Sunday, August 10, 2008

The Decline of the American Empire


It's all right there. Just know it and you can have it. Find it and you can take it. Regardless of the laws and the MPAA attempted crackdowns and preventative measures, it is all just sitting right there. What is the crime? The taking of music for free. Is it a crime to point out where someone can take something from? Well, lock up over half of the people online then. Who does downloading affect? The record industry for one, with dwindling sales across the board. Artists struggle to get a major label deal. Manufacturers losing ground as MP3's become the clear medium of choice. Can an artist still go platinum in a week? Yes, but the golden age (at 25$ a cd no less!!) is clearly gone. But that is just the business side of things as the industry is painfully slow to react to a movement that has already shown how things must change. In actuality, music and it's followers are at their zenith because all this bureaucracy bleeding in from what was once behind the scenes does not change the most important thing. The quality and quantity of the music.

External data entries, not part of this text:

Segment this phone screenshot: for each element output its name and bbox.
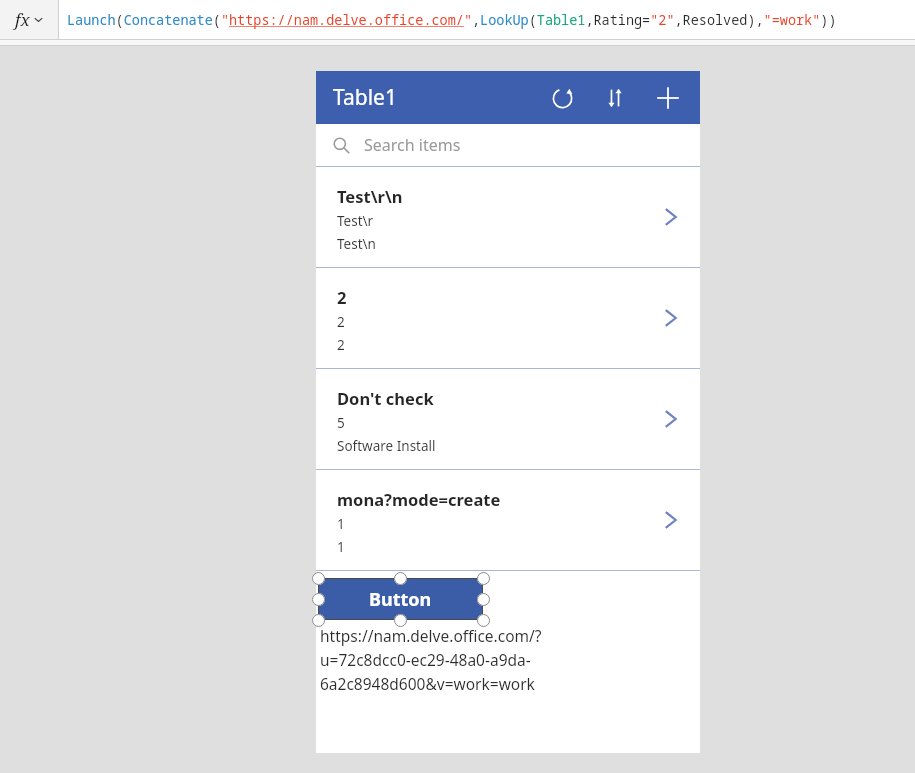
staticText: Test\n <box>337 235 376 253</box>
staticText: 2 <box>337 336 345 354</box>
staticText: 1 <box>337 515 345 533</box>
staticText: 2 <box>337 286 347 308</box>
staticText: 2 <box>337 313 345 331</box>
button[interactable]: Search items <box>316 124 700 166</box>
staticText: 1 <box>337 538 345 556</box>
staticText: fx <box>15 8 30 31</box>
staticText: Don't check <box>337 387 434 409</box>
button[interactable]: Add item <box>650 80 686 116</box>
staticText: Test\r <box>337 212 374 230</box>
button[interactable]: Button <box>318 578 483 620</box>
button[interactable]: Sort <box>597 80 633 116</box>
button[interactable]: Refresh <box>544 80 580 116</box>
staticText: u=72c8dcc0-ec29-48a0-a9da- <box>320 649 531 670</box>
button[interactable]: Formula bar options <box>0 0 58 39</box>
staticText: Software Install <box>337 437 436 455</box>
staticText: Table1 <box>333 83 397 112</box>
staticText: 6a2c8948d600&v=work=work <box>320 673 535 694</box>
staticText: Search items <box>364 134 461 156</box>
button[interactable]: mona?mode=create <box>316 470 700 570</box>
staticText: https://nam.delve.office.com/? <box>320 625 542 646</box>
button[interactable]: 2 <box>316 268 700 368</box>
staticText: Test\r\n <box>337 185 403 207</box>
staticText: Launch(Concatenate("https://nam.delve.of… <box>67 11 837 29</box>
staticText: 5 <box>337 414 345 432</box>
staticText: mona?mode=create <box>337 488 501 510</box>
button[interactable]: Test\r\n <box>316 167 700 267</box>
button[interactable]: Don't check <box>316 369 700 469</box>
staticText: Button <box>369 587 432 612</box>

From bloggers posting everything from artifact funk records to underground art rap to un-released CD's and live performances, there is more music available now then at any other time in history. And anybody with a computer and a song can make a track, post it and expose it to the masses. The masses are now the media. Truly anybody with the inclination to say something, now has a free soap box to preach from. Does this increase the amount of expendable music that we come across? Yes, but half the appeal to being an audiophile is the act of searching, sifting through the endless sleeves and re-releases, remixes and singles, just waiting for the song that blows you away until you find another hours later that tops it. The downloading and file sharing not only acts as screener, allowing the customer to listen to an entire cd before deciding whether it is worth their hard earned dollars or not, it more importantly acts as a guide. Leading us from songs and artists to entire genres we would never have come across if this advancement had never come to be. Often, due to the music industries hesitancy to embrace net music, file sharing does not get it's deserved recognition as the progress that it truly is.
If the music industry is in decline, then it is due to the fact they are holding on too firmly, too stubbornly, to methods that haven't just already walked out of the room. They've leapt out the window.

Cl8tN

7-11 / Dance The Slurp - Various Artists

2 comments:

Anonymous said...

Very true. Well written and right on point.

Richard Bruhn said...

If the music industry is in decline, it is due to the fact that they produce shite music.